8. When to Use Search-Answer vs DIY RAG
Pick search-answer when:
- The data is on the public web and you don't already have an index.
- You need freshness (today's news, latest docs, just-shipped releases).
- You want a single dependency instead of a vector store + retriever + LLM stack.
Pick DIY RAG when:
- The data is private (internal wiki, customer support tickets, contracts).
- You re-query the same corpus many times and care about cost per query at scale (vector retrieval is cheaper than search-answer at 10k+ QPS).
- You need cross-document reasoning over a fixed corpus.

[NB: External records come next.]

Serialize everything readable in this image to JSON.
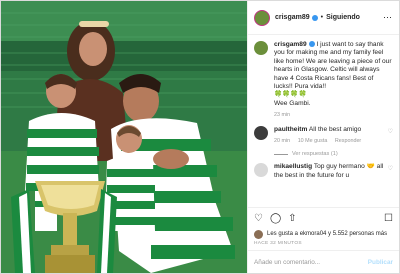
{
  "header": {
    "username": "crisgam89",
    "follow_status": "Siguiendo",
    "separator": "•"
  },
  "caption": {
    "username": "crisgam89",
    "text": "I just want to say thank you for making me and my family feel like home! We are leaving a piece of our hearts in Glasgow. Celtic will always have 4 Costa Ricans fans! Best of lucks!! Pura vida!!",
    "emoji": "🍀🍀🍀🍀",
    "extra": "Wee Gambi.",
    "time": "23 min"
  },
  "comments": [
    {
      "username": "paultheitm",
      "text": "All the best amigo",
      "time": "20 min",
      "likes": "10 Me gusta",
      "reply_label": "Responder",
      "replies": "Ver respuestas (1)"
    },
    {
      "username": "mikaellustig",
      "text": "Top guy hermano 🤝 all the best in the future for u"
    }
  ],
  "footer": {
    "likes_text": "Les gusta a ekmora04 y 5.552 personas más",
    "timestamp": "HACE 32 MINUTOS",
    "comment_placeholder": "Añade un comentario...",
    "publish_label": "Publicar"
  },
  "icons": {
    "heart": "heart-icon",
    "comment": "comment-icon",
    "share": "share-icon",
    "bookmark": "bookmark-icon",
    "more": "more-options-icon",
    "verified": "verified-badge-icon"
  },
  "colors": {
    "verified": "#3897f0",
    "celtic_green": "#1b8a3f",
    "link_blue": "#b2dffc"
  }
}
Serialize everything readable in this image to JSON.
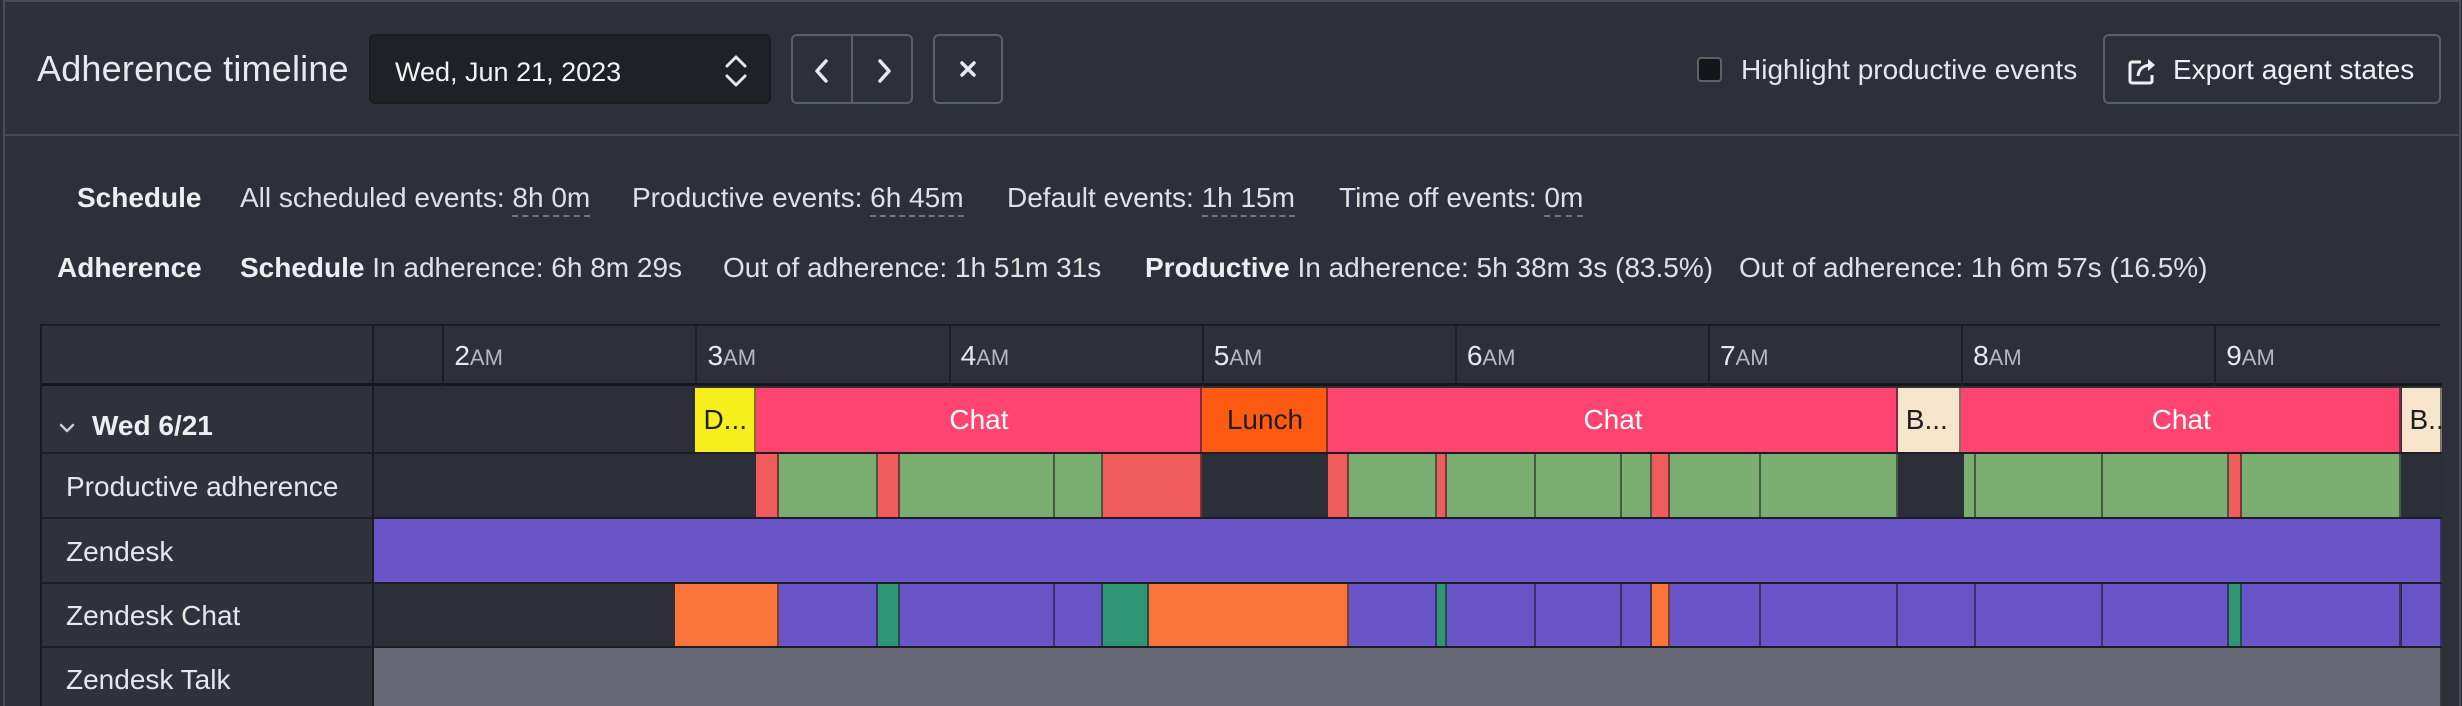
{
  "header": {
    "title": "Adherence timeline",
    "date_value": "Wed, Jun 21, 2023",
    "highlight_label": "Highlight productive events",
    "highlight_checked": false,
    "export_label": "Export agent states"
  },
  "schedule": {
    "label": "Schedule",
    "all_prefix": "All scheduled events: ",
    "all_value": "8h 0m",
    "productive_prefix": "Productive events: ",
    "productive_value": "6h 45m",
    "default_prefix": "Default events: ",
    "default_value": "1h 15m",
    "timeoff_prefix": "Time off events: ",
    "timeoff_value": "0m"
  },
  "adherence": {
    "label": "Adherence",
    "schedule_bold": "Schedule",
    "schedule_in": " In adherence: 6h 8m 29s",
    "schedule_out": "Out of adherence: 1h 51m 31s",
    "productive_bold": "Productive",
    "productive_in": " In adherence: 5h 38m 3s (83.5%)",
    "productive_out": "Out of adherence: 1h 6m 57s (16.5%)"
  },
  "timeline": {
    "hours": [
      {
        "num": "2",
        "suffix": "AM"
      },
      {
        "num": "3",
        "suffix": "AM"
      },
      {
        "num": "4",
        "suffix": "AM"
      },
      {
        "num": "5",
        "suffix": "AM"
      },
      {
        "num": "6",
        "suffix": "AM"
      },
      {
        "num": "7",
        "suffix": "AM"
      },
      {
        "num": "8",
        "suffix": "AM"
      },
      {
        "num": "9",
        "suffix": "AM"
      }
    ],
    "start_hour": 1.73,
    "end_hour": 9.9,
    "colors": {
      "schedule_yellow": "#f6ef1c",
      "chat_pink": "#ff4470",
      "lunch_orange": "#ff5a11",
      "break_cream": "#f6e4cb",
      "adherent_green": "#7aae70",
      "nonadherent_red": "#f05b5b",
      "zendesk_purple": "#6a55c8",
      "away_orange": "#fb743a",
      "teal": "#2e9575",
      "talk_gray": "#676876"
    },
    "day_label": "Wed 6/21",
    "rows": [
      {
        "label": "Productive adherence",
        "segments": [
          {
            "start": 3.24,
            "end": 3.33,
            "color": "nonadherent_red"
          },
          {
            "start": 3.33,
            "end": 3.72,
            "color": "adherent_green"
          },
          {
            "start": 3.72,
            "end": 3.81,
            "color": "nonadherent_red"
          },
          {
            "start": 3.81,
            "end": 4.42,
            "color": "adherent_green"
          },
          {
            "start": 4.42,
            "end": 4.61,
            "color": "adherent_green"
          },
          {
            "start": 4.61,
            "end": 5.0,
            "color": "nonadherent_red"
          },
          {
            "start": 5.5,
            "end": 5.58,
            "color": "nonadherent_red"
          },
          {
            "start": 5.58,
            "end": 5.93,
            "color": "adherent_green"
          },
          {
            "start": 5.93,
            "end": 5.97,
            "color": "nonadherent_red"
          },
          {
            "start": 5.97,
            "end": 6.32,
            "color": "adherent_green"
          },
          {
            "start": 6.32,
            "end": 6.66,
            "color": "adherent_green"
          },
          {
            "start": 6.66,
            "end": 6.78,
            "color": "adherent_green"
          },
          {
            "start": 6.78,
            "end": 6.85,
            "color": "nonadherent_red"
          },
          {
            "start": 6.85,
            "end": 7.21,
            "color": "adherent_green"
          },
          {
            "start": 7.21,
            "end": 7.75,
            "color": "adherent_green"
          },
          {
            "start": 8.01,
            "end": 8.06,
            "color": "adherent_green"
          },
          {
            "start": 8.06,
            "end": 8.56,
            "color": "adherent_green"
          },
          {
            "start": 8.56,
            "end": 9.06,
            "color": "adherent_green"
          },
          {
            "start": 9.06,
            "end": 9.11,
            "color": "nonadherent_red"
          },
          {
            "start": 9.11,
            "end": 9.74,
            "color": "adherent_green"
          }
        ]
      },
      {
        "label": "Zendesk",
        "segments": [
          {
            "start": 1.73,
            "end": 9.9,
            "color": "zendesk_purple"
          }
        ]
      },
      {
        "label": "Zendesk Chat",
        "segments": [
          {
            "start": 2.92,
            "end": 3.33,
            "color": "away_orange"
          },
          {
            "start": 3.33,
            "end": 3.72,
            "color": "zendesk_purple"
          },
          {
            "start": 3.72,
            "end": 3.81,
            "color": "teal"
          },
          {
            "start": 3.81,
            "end": 4.42,
            "color": "zendesk_purple"
          },
          {
            "start": 4.42,
            "end": 4.61,
            "color": "zendesk_purple"
          },
          {
            "start": 4.61,
            "end": 4.79,
            "color": "teal"
          },
          {
            "start": 4.79,
            "end": 5.58,
            "color": "away_orange"
          },
          {
            "start": 5.58,
            "end": 5.93,
            "color": "zendesk_purple"
          },
          {
            "start": 5.93,
            "end": 5.97,
            "color": "teal"
          },
          {
            "start": 5.97,
            "end": 6.32,
            "color": "zendesk_purple"
          },
          {
            "start": 6.32,
            "end": 6.66,
            "color": "zendesk_purple"
          },
          {
            "start": 6.66,
            "end": 6.78,
            "color": "zendesk_purple"
          },
          {
            "start": 6.78,
            "end": 6.85,
            "color": "away_orange"
          },
          {
            "start": 6.85,
            "end": 7.21,
            "color": "zendesk_purple"
          },
          {
            "start": 7.21,
            "end": 7.75,
            "color": "zendesk_purple"
          },
          {
            "start": 7.75,
            "end": 8.06,
            "color": "zendesk_purple"
          },
          {
            "start": 8.06,
            "end": 8.56,
            "color": "zendesk_purple"
          },
          {
            "start": 8.56,
            "end": 9.06,
            "color": "zendesk_purple"
          },
          {
            "start": 9.06,
            "end": 9.11,
            "color": "teal"
          },
          {
            "start": 9.11,
            "end": 9.74,
            "color": "zendesk_purple"
          },
          {
            "start": 9.74,
            "end": 9.9,
            "color": "zendesk_purple"
          }
        ]
      },
      {
        "label": "Zendesk Talk",
        "segments": [
          {
            "start": 1.73,
            "end": 9.9,
            "color": "talk_gray"
          }
        ]
      }
    ],
    "schedule": [
      {
        "start": 3.0,
        "end": 3.24,
        "color": "schedule_yellow",
        "label": "D...",
        "align": "left"
      },
      {
        "start": 3.24,
        "end": 5.0,
        "color": "chat_pink",
        "label": "Chat",
        "light": true
      },
      {
        "start": 5.0,
        "end": 5.5,
        "color": "lunch_orange",
        "label": "Lunch"
      },
      {
        "start": 5.5,
        "end": 7.75,
        "color": "chat_pink",
        "label": "Chat",
        "light": true
      },
      {
        "start": 7.75,
        "end": 8.0,
        "color": "break_cream",
        "label": "B...",
        "align": "left"
      },
      {
        "start": 8.0,
        "end": 9.74,
        "color": "chat_pink",
        "label": "Chat",
        "light": true
      },
      {
        "start": 9.74,
        "end": 9.9,
        "color": "break_cream",
        "label": "B...",
        "align": "left"
      }
    ]
  }
}
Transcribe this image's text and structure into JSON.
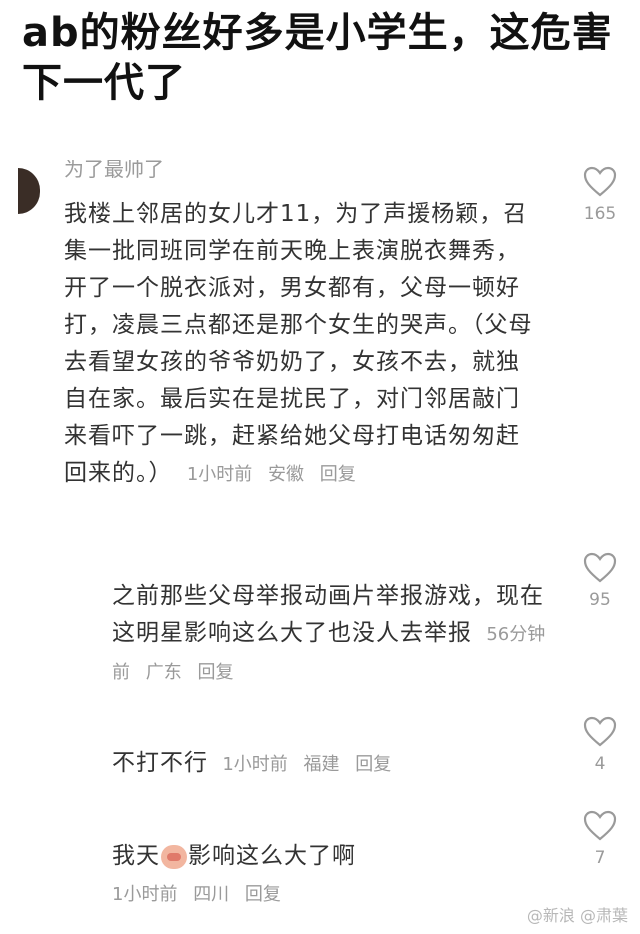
{
  "headline": "ab的粉丝好多是小学生，这危害下一代了",
  "comments": [
    {
      "username": "为了最帅了",
      "text": "我楼上邻居的女儿才11，为了声援杨颖，召集一批同班同学在前天晚上表演脱衣舞秀，开了一个脱衣派对，男女都有，父母一顿好打，凌晨三点都还是那个女生的哭声。（父母去看望女孩的爷爷奶奶了，女孩不去，就独自在家。最后实在是扰民了，对门邻居敲门来看吓了一跳，赶紧给她父母打电话匆匆赶回来的。）",
      "time": "1小时前",
      "location": "安徽",
      "reply": "回复",
      "likes": "165"
    },
    {
      "text": "之前那些父母举报动画片举报游戏，现在这明星影响这么大了也没人去举报",
      "time": "56分钟前",
      "location": "广东",
      "reply": "回复",
      "likes": "95"
    },
    {
      "text": "不打不行",
      "time": "1小时前",
      "location": "福建",
      "reply": "回复",
      "likes": "4"
    },
    {
      "text_before": "我天",
      "emoji": "shy-face-emoji",
      "text_after": "影响这么大了啊",
      "time": "1小时前",
      "location": "四川",
      "reply": "回复",
      "likes": "7"
    }
  ],
  "watermark": "@新浪 @肃葉"
}
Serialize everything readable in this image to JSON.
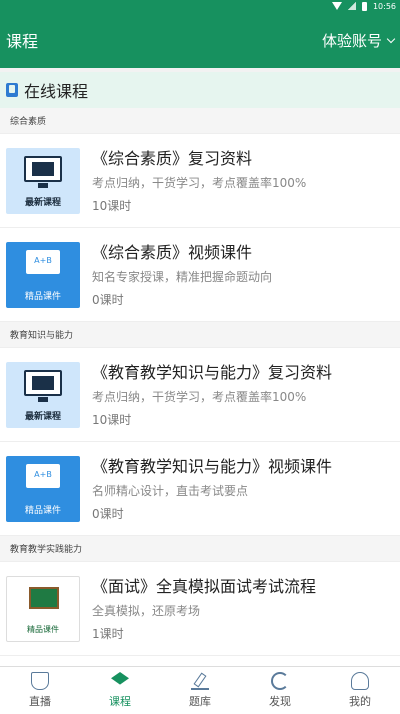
{
  "status": {
    "time": "10:56"
  },
  "header": {
    "title": "课程",
    "account_label": "体验账号"
  },
  "section": {
    "title": "在线课程"
  },
  "categories": [
    {
      "name": "综合素质",
      "items": [
        {
          "thumb_caption": "最新课程",
          "title": "《综合素质》复习资料",
          "desc": "考点归纳，干货学习，考点覆盖率100%",
          "hours": "10课时"
        },
        {
          "thumb_caption": "精品课件",
          "title": "《综合素质》视频课件",
          "desc": "知名专家授课，精准把握命题动向",
          "hours": "0课时"
        }
      ]
    },
    {
      "name": "教育知识与能力",
      "items": [
        {
          "thumb_caption": "最新课程",
          "title": "《教育教学知识与能力》复习资料",
          "desc": "考点归纳，干货学习，考点覆盖率100%",
          "hours": "10课时"
        },
        {
          "thumb_caption": "精品课件",
          "title": "《教育教学知识与能力》视频课件",
          "desc": "名师精心设计，直击考试要点",
          "hours": "0课时"
        }
      ]
    },
    {
      "name": "教育教学实践能力",
      "items": [
        {
          "thumb_caption": "精品课件",
          "title": "《面试》全真模拟面试考试流程",
          "desc": "全真模拟，还原考场",
          "hours": "1课时"
        }
      ]
    }
  ],
  "nav": [
    {
      "label": "直播",
      "icon": "shield-icon"
    },
    {
      "label": "课程",
      "icon": "graduation-cap-icon"
    },
    {
      "label": "题库",
      "icon": "pencil-icon"
    },
    {
      "label": "发现",
      "icon": "refresh-icon"
    },
    {
      "label": "我的",
      "icon": "user-icon"
    }
  ],
  "colors": {
    "primary": "#17915f",
    "accent_blue": "#2f8ee0"
  }
}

Both patterns coexist. Many production agents use search-answer for fresh public context and DIY RAG for private context, fused at prompt time.
9. Production Concerns
Cache answers, not searches
Search results change. LLM answers over the same results don't. Hash (query, top_n) → cache the answer for a TTL based on how time-sensitive the topic is (5 min for news, 1 day for technical docs, 1 week for evergreen). Saves tokens and latency.
Rate-limit by user, not by query
Each search-answer call is ~$0.002 in LLM tokens + 1 search credit + N scrape credits. A user looping a script can rack up cost fast. Enforce per-user QPS at your API gateway.
The answer can be empty
If all top results fail to scrape (anti-bot, timeout), the engine returns an empty answer with warnings populated. Render the warnings; don't fall back to "the page says nothing."
Prompt-injection is handled
fastCRW wraps scraped content in =====UNTRUSTED:<nonce>===== delimiters. Adversarial pages can't redirect the LLM to ignore the query. Your answerPrompt is capped at 500 chars and treated as style guidance — it cannot override "answer the user's query using only the provided sources."